En Cazalegas, un municipio toledano de solo 2.000 habitantes, el pasado lunes 24 de noviembre no fue un día cualquiera. Era la fecha en la que regresaban a casa los 20 vecinos que, liderados por su alcalde Francisco Javier Blanco, acababan de protagonizar una misión humanitaria muy particular.
Han recorrido más de 2.000 kilómetros de travesía por el desierto de Mauritania para llevar electricidad, agua corriente, medicinas, formación y esperanza a Bir Mogrein, un remoto enclave situado en el norte del país africano.
La expedición, compuesta por albañiles, electricistas, sanitarios, hosteleros, pintores e incluso el sacerdote del pueblo, partieron con un objetivo claro: aportar mejoras reales y tangibles en el centro escolar y el consultorio médico del municipio hermanado.

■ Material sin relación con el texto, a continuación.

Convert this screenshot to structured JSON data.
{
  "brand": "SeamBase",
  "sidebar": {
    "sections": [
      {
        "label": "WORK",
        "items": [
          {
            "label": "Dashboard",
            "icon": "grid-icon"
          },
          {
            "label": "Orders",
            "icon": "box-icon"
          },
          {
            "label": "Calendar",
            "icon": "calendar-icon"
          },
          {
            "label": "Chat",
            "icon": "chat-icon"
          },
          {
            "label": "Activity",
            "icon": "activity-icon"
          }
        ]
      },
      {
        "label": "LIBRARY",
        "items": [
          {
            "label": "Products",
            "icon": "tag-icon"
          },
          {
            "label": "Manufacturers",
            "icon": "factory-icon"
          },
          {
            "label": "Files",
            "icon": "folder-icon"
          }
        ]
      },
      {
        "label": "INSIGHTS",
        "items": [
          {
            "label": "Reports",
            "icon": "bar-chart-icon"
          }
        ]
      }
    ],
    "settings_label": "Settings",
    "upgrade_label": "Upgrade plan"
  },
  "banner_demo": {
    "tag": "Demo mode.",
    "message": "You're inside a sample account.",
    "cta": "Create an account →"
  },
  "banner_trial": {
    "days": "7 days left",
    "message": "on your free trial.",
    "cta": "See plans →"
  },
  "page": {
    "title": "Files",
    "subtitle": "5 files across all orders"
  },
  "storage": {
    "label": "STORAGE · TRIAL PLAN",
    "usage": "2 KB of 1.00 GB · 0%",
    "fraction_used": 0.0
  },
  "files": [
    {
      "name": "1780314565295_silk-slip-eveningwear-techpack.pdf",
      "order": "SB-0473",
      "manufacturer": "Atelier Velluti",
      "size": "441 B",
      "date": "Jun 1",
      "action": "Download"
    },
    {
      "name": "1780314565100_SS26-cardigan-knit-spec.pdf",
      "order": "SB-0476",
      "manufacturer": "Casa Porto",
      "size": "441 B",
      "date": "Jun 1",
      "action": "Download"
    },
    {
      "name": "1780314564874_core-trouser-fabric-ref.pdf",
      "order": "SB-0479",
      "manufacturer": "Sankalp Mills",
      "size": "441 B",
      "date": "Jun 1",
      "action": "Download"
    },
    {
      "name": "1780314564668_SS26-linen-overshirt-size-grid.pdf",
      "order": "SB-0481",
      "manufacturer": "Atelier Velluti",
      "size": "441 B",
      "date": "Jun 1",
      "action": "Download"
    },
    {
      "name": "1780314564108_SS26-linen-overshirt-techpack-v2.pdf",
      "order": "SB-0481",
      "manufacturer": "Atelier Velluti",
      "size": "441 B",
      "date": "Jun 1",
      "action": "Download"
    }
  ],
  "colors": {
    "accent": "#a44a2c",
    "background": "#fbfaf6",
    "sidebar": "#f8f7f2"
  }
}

Trabajos de rehabilitación.
Aunque la versión oficial habla de cooperación institucional, intercambio cultural y acuerdos formales, el origen de este vínculo entre Cazalegas y Bir Mogrein es mucho más humano… y casi anecdótico.
Relación de hermanamiento
Así lo relata el propio alcalde en una entrevista concedida a EL ESPAÑOL de Castilla-La Mancha: «La culpa la tiene mi padre». «Fue al médico y le habló de mí. Resulta que el doctor que lo atendió tenía relación con Bir Mogrein. Quiso conocerme, visitó Cazalegas y, a partir de ahí, empezaron los contactos. Ese encuentro cambió nuestras vidas«.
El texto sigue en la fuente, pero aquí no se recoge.